Likewise, we discussed that Aricept and other medications for Alzheimer's show no difference in many quality of life measures, cognitive tests etc.--that the only statistically significant difference was in reduced amount of time required of their care-taker to assist them. Granted this can be significant if Grandma now can assist in dressing herself or can go to the bathroom on her own.
What I like about the above discussion is that several of the suggestions have been adopted by other countries & specific health-systems, so we have a proxy for how those systems might work:
1. Most other countries do not allow advertising about medications on TV. In fact, officially these advertisements are still being shown on a probationary basis in the US. So if you don't like them complain to the FDA or support movements like http://www.commercialfreechildhood.org/ (I am sure they can connect you with similar movements.
2. The Veterans Affairs hospitals (VA) does not allow gifts to be given to MDs or PharmDs from drug reps. In addition their formulary changes are created centrally, so Pharma influence is minimal.
3. In Britain, pre-medical education is a 2 yr process not a 4 yr degree--while I am sure general chemistry is taught they might avoid further increasing their debt by having less schooling. I believe it is also in Britain where physicians' education is very much subsidized--their post-secondary education on a whole is inexpensive.

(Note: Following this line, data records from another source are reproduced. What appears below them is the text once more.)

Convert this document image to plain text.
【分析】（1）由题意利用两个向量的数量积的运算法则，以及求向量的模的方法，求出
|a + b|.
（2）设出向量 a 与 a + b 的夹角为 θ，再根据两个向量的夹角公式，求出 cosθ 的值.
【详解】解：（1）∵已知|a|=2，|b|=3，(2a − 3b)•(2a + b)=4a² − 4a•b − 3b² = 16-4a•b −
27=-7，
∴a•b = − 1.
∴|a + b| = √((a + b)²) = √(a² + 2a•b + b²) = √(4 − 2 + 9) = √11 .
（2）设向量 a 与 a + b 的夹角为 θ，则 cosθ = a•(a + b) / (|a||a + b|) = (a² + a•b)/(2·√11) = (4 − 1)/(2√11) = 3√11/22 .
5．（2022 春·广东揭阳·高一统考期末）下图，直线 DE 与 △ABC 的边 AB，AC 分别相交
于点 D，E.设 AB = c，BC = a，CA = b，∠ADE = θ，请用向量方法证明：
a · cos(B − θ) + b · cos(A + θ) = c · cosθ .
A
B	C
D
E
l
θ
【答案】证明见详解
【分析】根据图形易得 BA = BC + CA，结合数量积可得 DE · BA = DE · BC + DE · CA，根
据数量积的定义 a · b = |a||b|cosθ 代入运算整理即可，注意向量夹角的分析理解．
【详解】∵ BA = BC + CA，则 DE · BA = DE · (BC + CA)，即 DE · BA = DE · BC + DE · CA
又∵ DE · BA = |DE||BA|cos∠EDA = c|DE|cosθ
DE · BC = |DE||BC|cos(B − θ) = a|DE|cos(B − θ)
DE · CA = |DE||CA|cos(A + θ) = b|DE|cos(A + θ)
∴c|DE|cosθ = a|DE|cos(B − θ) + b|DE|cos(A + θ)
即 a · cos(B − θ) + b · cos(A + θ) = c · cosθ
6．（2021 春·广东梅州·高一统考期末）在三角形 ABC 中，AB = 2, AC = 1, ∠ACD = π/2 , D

4. There are usually many other therapies to try before using medications--so I agree with jb & dp (don't need 15 pills...Lunesta is not always the answer). A recent article in JAMA (google JAMA zolpidem--its the first link or go here: http://bit.ly/JAMA-sleep) concluded it was helpful to have Lunesta or Ambien for sleep but mostly to positively reinforce good sleeping habits--after those habits were learned thanks to thorough counseling, or after 6 weeks, patients were no better off to take sleeping pills.
Many people also stand by herbal supplements that improve sleep quality, unfortunately Siberian ginseng does not have evidence behind it besides people using it historically--on the other hand melatonin has been in scores of scientific studies with most showing efficacy. Its important to hold supplements to the same standards as we do medicine, especially when some are clearly proven while others are not. Its also important to get the word out there--drug companies will certainly not be funding those advertisements however.
Ask my Pharmacist???? I think not. The Pharmacist at the local drugstore in Temple Hills, switched my Brand name prescription (yes, my Dentist had written "Do not substitute") to a generic, and had billed me the same cost as the Brand name. I noticed the pills looked a bit different... but thought it was "just one of those things."
After taking the drug for 3 days and having all kinds of side effects I'd never had before, I called my Dentist. She asked me what the drug looked like. She realized I'd been given the generic. She called the Drugstore and had them deliver the correct prescription.